The mechanism of PVC aging is mainly caused by the free radical chain reaction caused by thermal degradation. According to this mechanism, the presence of double bonds, branched chain points, residual initiator groups, and oxygen-containing structures in PVC is excited by heat or light to produce free radicals. These free radicals trigger a chain reaction in PVC, leading to de-escalation and degradation. The double bond formed by de*** is very active and will continue to occur the formation of conjugated double bonds, resulting in PVC discoloration. The newly generated free radicals can further trigger the degradation of PVC and intensify the degradation reaction.
Phosphite is a co-antioxidant and plays an important role in the antioxidant system. It has excellent hydroperoxide decomposition and resistance to color aberration, and can increase the processing temperature of polymers. When used in combination with hindered phenolic antioxidants and light stabilizers, phosphite esters can also exert a good synergistic effect.
In PVC formulations, phosphite mainly plays a complexing role. When used alone, phosphite has no significant stabilizing effect. But when used together with metal soaps, it can form complexes with metal chlorides, improve the heat and weather resistance of PVC, and maintain transparency. In addition, the combined use of phosphite with organotins, epoxy compounds, etc., can also show synergistic effects.
The stabilizing effect of phosphite on PVC is multifaceted:
1) Capture the *** released during PVC degradation and inhibit its autocatalytic degradation;
2) Replace the unstable allyl chloride atom in the PVC molecule and inhibit the decapitation
3) passivation of harmful metal ions;
4) has antioxidant effect;
5) Inhibits free radical reaction.
In addition, phosphite also has a good effect on improving the transparency of PVC plastics containing lead salts, barium salts and calcium salts.
There are many types of traditional phosphite, including triphenyl phosphite (TPP), monobenzenyldiisodecyl phosphite (PDDP), trinonylphenyl phosphite (TNPP), bisphenol A phosphite (1500), etc. However, with the improvement of environmental protection requirements, the restrictions on the use of nonylphenol, bisphenol A and free phenols are becoming more and more stringent. Traditional phosphite esters are mostly prepared with triphenyl phosphite as the substrate, which does not meet the requirements of environmental protection because it is difficult to avoid the residue of free phenol and bisphenol A.

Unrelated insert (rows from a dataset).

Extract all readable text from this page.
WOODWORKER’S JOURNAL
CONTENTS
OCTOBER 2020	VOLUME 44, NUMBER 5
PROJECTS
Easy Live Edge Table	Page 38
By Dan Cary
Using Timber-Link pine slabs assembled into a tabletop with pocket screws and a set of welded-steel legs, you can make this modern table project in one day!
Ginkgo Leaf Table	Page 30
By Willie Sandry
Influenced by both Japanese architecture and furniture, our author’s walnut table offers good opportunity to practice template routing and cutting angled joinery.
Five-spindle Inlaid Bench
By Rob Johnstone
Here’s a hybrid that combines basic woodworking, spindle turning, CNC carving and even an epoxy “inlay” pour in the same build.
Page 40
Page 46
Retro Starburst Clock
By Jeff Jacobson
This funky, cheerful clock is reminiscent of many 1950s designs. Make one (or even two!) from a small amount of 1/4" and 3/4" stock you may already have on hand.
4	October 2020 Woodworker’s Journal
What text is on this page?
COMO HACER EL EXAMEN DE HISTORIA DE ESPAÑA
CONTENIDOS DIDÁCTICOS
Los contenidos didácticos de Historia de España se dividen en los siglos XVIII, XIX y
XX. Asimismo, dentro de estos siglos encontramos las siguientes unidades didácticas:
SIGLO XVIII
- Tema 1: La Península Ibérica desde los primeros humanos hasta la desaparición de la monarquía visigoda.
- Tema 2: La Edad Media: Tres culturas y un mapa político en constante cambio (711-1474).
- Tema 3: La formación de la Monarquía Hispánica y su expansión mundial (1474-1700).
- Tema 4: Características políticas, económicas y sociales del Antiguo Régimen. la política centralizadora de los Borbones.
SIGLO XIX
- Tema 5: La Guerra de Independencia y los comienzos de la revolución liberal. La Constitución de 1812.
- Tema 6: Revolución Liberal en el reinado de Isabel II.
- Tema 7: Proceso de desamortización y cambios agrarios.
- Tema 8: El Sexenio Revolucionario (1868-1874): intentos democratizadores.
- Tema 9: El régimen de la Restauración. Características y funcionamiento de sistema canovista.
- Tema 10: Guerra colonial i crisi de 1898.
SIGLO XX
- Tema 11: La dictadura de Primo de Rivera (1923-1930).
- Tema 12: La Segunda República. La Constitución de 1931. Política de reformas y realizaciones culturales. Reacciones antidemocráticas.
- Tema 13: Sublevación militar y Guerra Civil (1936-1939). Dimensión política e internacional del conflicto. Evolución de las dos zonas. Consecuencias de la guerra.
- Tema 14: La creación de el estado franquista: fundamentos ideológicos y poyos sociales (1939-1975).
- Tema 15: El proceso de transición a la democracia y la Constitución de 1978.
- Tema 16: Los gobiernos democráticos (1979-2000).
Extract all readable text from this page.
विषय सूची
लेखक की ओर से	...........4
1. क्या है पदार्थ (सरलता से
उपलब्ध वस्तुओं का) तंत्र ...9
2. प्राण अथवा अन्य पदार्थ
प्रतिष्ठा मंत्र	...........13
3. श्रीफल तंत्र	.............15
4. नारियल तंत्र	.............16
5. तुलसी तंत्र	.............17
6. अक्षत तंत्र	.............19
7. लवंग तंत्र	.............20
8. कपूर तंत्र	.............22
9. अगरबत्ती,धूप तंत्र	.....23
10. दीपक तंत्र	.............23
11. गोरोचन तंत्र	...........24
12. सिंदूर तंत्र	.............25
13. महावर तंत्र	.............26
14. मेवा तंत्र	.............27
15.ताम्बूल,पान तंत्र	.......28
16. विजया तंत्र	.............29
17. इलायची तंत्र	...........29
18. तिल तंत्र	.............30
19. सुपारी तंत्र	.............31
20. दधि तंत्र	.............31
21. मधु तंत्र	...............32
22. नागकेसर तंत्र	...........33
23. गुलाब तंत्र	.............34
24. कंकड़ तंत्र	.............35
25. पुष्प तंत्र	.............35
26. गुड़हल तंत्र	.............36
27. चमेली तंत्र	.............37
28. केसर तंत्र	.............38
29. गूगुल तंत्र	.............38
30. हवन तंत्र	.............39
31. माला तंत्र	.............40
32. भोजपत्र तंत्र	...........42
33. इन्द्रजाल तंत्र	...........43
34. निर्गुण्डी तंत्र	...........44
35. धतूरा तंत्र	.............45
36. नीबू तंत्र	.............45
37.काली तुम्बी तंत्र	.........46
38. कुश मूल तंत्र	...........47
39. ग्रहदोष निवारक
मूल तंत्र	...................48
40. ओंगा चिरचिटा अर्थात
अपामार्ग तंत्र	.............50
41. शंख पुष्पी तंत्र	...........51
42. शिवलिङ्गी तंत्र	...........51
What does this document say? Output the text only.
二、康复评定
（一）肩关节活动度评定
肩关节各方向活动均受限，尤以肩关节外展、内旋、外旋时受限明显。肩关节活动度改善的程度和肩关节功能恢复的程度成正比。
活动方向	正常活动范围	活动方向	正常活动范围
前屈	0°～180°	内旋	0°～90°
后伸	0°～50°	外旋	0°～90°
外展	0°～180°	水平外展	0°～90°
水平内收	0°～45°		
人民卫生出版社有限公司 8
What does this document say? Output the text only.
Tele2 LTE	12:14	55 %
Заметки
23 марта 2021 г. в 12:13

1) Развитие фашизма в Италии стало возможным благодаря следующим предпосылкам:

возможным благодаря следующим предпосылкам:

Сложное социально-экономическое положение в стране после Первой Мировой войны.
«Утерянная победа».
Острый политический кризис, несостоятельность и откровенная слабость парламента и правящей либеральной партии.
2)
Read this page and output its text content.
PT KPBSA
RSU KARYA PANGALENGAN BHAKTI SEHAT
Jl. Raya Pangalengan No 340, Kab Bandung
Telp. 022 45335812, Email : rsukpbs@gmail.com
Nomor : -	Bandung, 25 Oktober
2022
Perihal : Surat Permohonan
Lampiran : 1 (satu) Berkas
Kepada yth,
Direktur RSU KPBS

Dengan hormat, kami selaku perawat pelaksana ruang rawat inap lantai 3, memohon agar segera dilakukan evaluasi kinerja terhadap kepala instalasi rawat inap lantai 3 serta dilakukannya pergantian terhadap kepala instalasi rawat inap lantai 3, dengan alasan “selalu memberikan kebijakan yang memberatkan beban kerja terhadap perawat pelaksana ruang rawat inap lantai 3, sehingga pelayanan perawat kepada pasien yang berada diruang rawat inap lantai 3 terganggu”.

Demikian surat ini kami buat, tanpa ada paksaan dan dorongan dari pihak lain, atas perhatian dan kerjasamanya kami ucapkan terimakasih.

In order to meet the market's requirements for environmental protection and efficiency, a new phenol-free phosphite antioxidant line has been launched. These antioxidants not only reach the level of traditional antioxidants in terms of performance, but also embody environmentally friendly properties during production and use. This range of novel phosphite compounds includes:
Tridecyl phosphite (TDP).
Tridodecyl phosphite (TLD).
Triadecyl phosphite (TTDP).
Pentaerythritol didecyl diphosphite.
Octacyl pentaerythritol diphosphite.
These new phosphite antioxidants are high in available phosphorus, which means they can provide excellent protection at lower levels of use. They can effectively decompose hydroperoxides, an active substance that causes accelerated aging of polymeric materials. Through this decomposition, these antioxidants effectively extend the life of the material and inhibit the auto-oxidation process of the polymer material.
Thanks to their phenol-free formulation, these new phosphite antioxidants avoid harmful ingredients such as free phenols or bisphenol A that may be found in traditional antioxidants, thereby reducing potential risks to the environment and human health. In addition, the development and use of this new antioxidant not only complies with current environmental regulations, but also reflects the pursuit of sustainable use of resources and green industrial production. With the rapid development of materials science and environmental protection technology, it is expected that these phenol-free phosphite antioxidants will occupy an increasingly important position in the stabilization of PVC and other polymers.